The first thing Abe and Aaron try to do with their new found time machine is make money. They begin to play the stock market, and we assume they are making a fortune, but we are never given any details as to how much money they are making, or what they plan to do with it. Their lives become a series of segments in which they have to keep getting in and out of the box, and they have to keep making sure they don't encounter the duplicates of themselves who exist in another time line. The paradoxes keep mounting up, and they are continually having to address the issues raised by their time traveling. The story and what is actually happening becomes very fuzzy real fast, and that is my main complaint with "Primer." The audience is never quite sure what is going on as there is a lot of information left out of the narrative.

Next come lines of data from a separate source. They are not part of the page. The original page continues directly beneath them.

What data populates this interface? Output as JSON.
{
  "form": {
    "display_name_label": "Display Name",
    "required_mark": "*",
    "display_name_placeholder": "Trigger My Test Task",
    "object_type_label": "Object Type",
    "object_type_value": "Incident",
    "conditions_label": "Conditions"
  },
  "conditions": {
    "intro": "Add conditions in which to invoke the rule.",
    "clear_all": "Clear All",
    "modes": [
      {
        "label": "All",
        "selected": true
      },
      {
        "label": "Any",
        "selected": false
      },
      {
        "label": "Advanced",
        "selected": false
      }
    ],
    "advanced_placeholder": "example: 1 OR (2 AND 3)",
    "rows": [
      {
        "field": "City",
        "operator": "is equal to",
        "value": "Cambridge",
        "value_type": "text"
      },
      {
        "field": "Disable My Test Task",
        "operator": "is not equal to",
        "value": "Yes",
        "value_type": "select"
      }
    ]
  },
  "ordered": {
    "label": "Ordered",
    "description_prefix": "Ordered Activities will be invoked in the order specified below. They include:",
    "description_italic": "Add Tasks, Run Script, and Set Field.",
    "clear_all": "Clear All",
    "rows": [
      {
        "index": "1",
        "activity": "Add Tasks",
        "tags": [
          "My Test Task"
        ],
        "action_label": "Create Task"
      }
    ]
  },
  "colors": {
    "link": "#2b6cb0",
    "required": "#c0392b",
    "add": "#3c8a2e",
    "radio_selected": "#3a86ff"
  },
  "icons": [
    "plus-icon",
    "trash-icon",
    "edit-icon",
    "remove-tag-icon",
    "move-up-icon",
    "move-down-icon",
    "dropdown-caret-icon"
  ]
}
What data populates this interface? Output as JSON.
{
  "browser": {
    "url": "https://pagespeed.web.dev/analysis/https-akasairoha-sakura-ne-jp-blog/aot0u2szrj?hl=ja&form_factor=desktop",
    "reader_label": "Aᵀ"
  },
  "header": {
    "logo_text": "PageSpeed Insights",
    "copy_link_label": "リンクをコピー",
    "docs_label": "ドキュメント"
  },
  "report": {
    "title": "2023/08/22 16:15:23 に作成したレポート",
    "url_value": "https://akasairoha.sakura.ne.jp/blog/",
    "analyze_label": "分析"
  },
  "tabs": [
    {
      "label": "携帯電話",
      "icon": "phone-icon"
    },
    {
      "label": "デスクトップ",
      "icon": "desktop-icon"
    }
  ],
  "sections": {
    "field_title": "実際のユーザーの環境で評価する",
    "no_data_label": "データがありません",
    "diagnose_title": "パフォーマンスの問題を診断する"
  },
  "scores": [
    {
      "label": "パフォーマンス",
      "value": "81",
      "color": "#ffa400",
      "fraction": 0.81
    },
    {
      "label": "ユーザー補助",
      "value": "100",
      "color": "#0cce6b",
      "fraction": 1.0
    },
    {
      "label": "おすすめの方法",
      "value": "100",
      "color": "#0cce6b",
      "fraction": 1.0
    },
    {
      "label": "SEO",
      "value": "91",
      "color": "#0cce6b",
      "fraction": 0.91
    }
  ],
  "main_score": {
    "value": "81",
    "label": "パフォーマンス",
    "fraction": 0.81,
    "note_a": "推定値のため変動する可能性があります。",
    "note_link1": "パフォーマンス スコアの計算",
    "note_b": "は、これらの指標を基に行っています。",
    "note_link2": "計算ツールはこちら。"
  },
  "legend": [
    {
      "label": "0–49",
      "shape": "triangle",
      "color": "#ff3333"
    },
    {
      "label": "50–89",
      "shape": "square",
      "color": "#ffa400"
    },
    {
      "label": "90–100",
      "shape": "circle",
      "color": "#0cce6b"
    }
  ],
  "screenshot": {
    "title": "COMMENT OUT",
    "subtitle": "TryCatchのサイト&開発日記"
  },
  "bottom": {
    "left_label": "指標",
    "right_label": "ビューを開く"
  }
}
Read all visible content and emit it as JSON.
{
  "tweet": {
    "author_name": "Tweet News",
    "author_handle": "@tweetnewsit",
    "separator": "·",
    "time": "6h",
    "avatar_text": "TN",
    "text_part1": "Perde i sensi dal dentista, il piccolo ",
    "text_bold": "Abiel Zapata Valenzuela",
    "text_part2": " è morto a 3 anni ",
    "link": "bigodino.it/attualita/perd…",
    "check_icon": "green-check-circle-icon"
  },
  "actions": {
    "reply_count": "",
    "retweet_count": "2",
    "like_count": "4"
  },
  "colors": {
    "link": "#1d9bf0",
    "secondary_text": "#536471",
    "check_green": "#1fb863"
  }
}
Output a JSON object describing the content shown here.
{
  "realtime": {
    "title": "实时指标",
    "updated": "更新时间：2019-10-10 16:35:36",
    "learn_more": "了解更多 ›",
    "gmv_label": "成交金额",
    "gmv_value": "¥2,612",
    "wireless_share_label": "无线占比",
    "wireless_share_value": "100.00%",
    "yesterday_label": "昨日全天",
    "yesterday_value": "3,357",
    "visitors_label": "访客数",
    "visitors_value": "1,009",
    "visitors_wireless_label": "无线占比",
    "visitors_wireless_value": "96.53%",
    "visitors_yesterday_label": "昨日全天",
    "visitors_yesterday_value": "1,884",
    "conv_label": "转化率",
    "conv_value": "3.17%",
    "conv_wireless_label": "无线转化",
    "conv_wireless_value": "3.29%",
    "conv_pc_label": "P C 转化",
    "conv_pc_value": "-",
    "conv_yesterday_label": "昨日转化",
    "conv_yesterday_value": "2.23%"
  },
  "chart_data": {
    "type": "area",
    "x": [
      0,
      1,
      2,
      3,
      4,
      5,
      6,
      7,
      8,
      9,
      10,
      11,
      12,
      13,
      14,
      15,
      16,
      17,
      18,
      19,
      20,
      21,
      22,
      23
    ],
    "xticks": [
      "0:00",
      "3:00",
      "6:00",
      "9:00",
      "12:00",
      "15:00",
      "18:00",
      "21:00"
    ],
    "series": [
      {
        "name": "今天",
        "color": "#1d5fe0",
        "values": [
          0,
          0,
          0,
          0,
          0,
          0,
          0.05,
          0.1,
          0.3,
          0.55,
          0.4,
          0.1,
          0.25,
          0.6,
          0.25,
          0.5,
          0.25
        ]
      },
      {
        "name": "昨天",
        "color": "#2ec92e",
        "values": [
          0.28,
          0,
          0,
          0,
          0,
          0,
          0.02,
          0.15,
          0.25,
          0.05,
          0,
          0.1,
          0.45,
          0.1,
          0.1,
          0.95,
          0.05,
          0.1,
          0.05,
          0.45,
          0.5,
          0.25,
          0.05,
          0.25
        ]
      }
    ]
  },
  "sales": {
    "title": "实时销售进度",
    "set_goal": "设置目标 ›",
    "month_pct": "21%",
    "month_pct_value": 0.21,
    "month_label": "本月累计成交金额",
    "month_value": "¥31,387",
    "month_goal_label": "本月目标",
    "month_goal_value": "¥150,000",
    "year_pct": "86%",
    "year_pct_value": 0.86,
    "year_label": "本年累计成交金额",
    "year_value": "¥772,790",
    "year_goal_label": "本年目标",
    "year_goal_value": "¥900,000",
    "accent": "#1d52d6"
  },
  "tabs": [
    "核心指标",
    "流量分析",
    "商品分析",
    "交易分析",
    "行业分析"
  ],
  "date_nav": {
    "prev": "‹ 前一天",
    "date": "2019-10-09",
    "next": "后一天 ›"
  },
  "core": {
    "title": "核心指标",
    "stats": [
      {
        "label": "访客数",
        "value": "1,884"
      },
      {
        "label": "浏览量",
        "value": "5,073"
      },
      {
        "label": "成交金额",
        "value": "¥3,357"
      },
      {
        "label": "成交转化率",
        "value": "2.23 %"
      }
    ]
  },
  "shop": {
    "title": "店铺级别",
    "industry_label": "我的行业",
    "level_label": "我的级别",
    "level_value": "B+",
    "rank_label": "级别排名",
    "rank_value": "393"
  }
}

Part of the story seems to be about an attempt to interrupt some unpleasant incident involving the girlfriend of Abe (Samantha Thomson as Rachel Granger) and her ex-boyfriend showing up at a party with a shotgun. We never find out if Abe and Aaron are successful at satisfactorily resolving whatever happens at the party, and we are never sure what it was they were trying to do about the incident anyway.

The movie was made, it says in the press guide, for $7000 and that shows. There are no special effects or other bigger budget accoutrements in sight, and most of the action takes place in only a few locations, one of which is a pay for storage facility where they've set up the time travel boxes (they each have one for themselves, eventually). I think Carruth made a mistake by not spending a few more dollars for some extra scenes, scenes in which a more clear explanation of what is going on in the film could have helped "Primer" seem a bit less murky.

Part of me wants to give this film a higher rating than I'm going to give it because I like the fact that Carruth is making an honest effort at dealing with time travel in about as realistic a way as possible, but the execution of his idea is just not sufficiently entertaining or straightforward for me to do so.